Replica Analytics - An Aetion Company

Session 5: Applications in Complex Healthcare Settings

Title: Generating Synthetic Data for the NHS

Speaker: Jonathan Pearson Lead Data Scientist, NHS England

Abstract: Synthetic Data Generation (SDG) is most powerful when created alongside a defined use-case and with clarity around the fidelity, privacy, and fairness of the data generated. However, the right balance of these factors is unclear (especially for healthcare data) and often synthetic data projects fail due to low confidence in using the generated data as one or more of these factors are ill-defined. This talk will discuss the range of use-cases in healthcare where synthetic data could have the most impact and the need to build in explainability to the generation process to ensure confidence in the data. We’ll highlight our current successes and failures in generating synthetic data and the learning from both. Finally, we’ll highlight areas which require further development and research and the associated opportunities.

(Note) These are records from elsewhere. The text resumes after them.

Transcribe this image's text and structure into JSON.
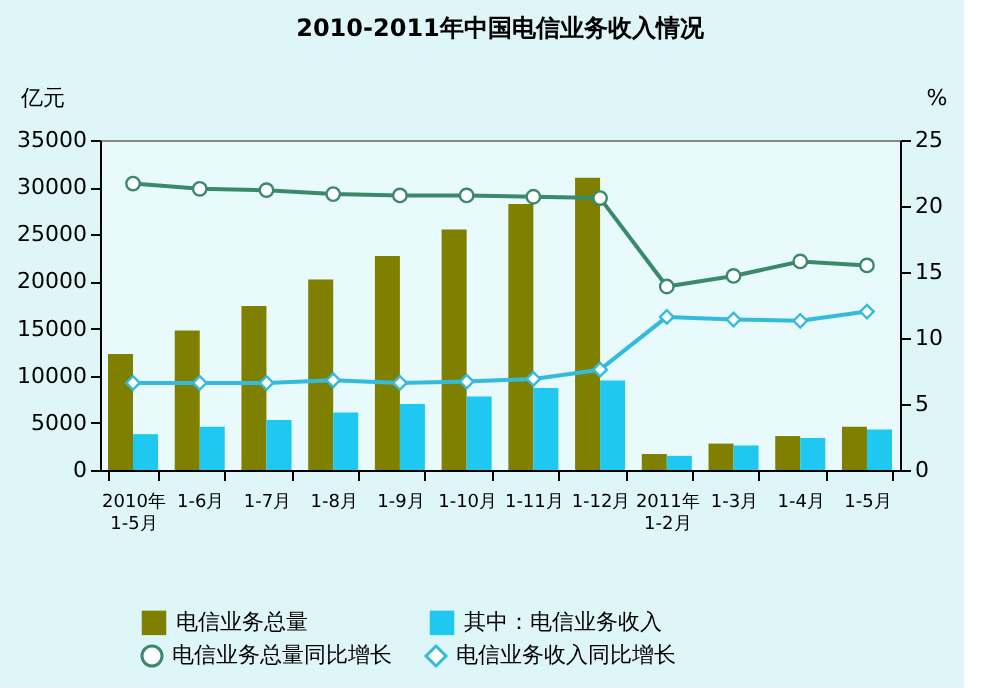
{
  "chart_data": {
    "type": "bar",
    "title": "2010-2011年中国电信业务收入情况",
    "ylabel": "亿元",
    "y2label": "%",
    "categories": [
      "2010年1-5月",
      "1-6月",
      "1-7月",
      "1-8月",
      "1-9月",
      "1-10月",
      "1-11月",
      "1-12月",
      "2011年1-2月",
      "1-3月",
      "1-4月",
      "1-5月"
    ],
    "series": [
      {
        "name": "电信业务总量",
        "color": "#808000",
        "values": [
          12300,
          14800,
          17400,
          20200,
          22700,
          25500,
          28200,
          31000,
          1700,
          2800,
          3600,
          4600
        ]
      },
      {
        "name": "其中：电信业务收入",
        "color": "#1ec8f0",
        "values": [
          3800,
          4600,
          5300,
          6100,
          7000,
          7800,
          8700,
          9500,
          1500,
          2600,
          3400,
          4300
        ]
      },
      {
        "name": "电信业务总量同比增长",
        "type": "line",
        "axis": "y2",
        "marker": "circle",
        "color": "#3a8a6a",
        "values": [
          21.7,
          21.3,
          21.2,
          20.9,
          20.8,
          20.8,
          20.7,
          20.6,
          13.9,
          14.7,
          15.8,
          15.5
        ]
      },
      {
        "name": "电信业务收入同比增长",
        "type": "line",
        "axis": "y2",
        "marker": "diamond",
        "color": "#33bbdd",
        "values": [
          6.6,
          6.6,
          6.6,
          6.8,
          6.6,
          6.7,
          6.9,
          7.6,
          11.6,
          11.4,
          11.3,
          12.0
        ]
      }
    ],
    "ylim": [
      0,
      35000
    ],
    "yticks": [
      0,
      5000,
      10000,
      15000,
      20000,
      25000,
      30000,
      35000
    ],
    "y2lim": [
      0,
      25
    ],
    "y2ticks": [
      0,
      5,
      10,
      15,
      20,
      25
    ],
    "grid": false,
    "legend": "bottom"
  }
}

Title: Generating Synthetic Longitudinal Data

Speaker: Lucy Mosquera Senior Director of Data Science, Replica Analytics

Abstract: Real world data provides immense opportunity to facilitate innovative health research, however data access remains challenging due to privacy constraints. One strategy to facilitate responsible sharing of health data is synthetic data generation. This presentation will describe the challenges of synthesizing complex longitudinal health data and introduce a deep learning model designed to address these challenges. The performance of this model will be illustrated using a recent case study of synthesizing real world data from a single payer system. The suitability of the synthetic data will be assessed using privacy metrics, generic utility metrics, and by comparing the analytic results for a specific analysis.

Following the acquisition of Replica Analytics by Aetion, the generative AI technology previously known as Replica Synthesis is now Aetion® Generate and continues to create privacy-enhancing synthetic data.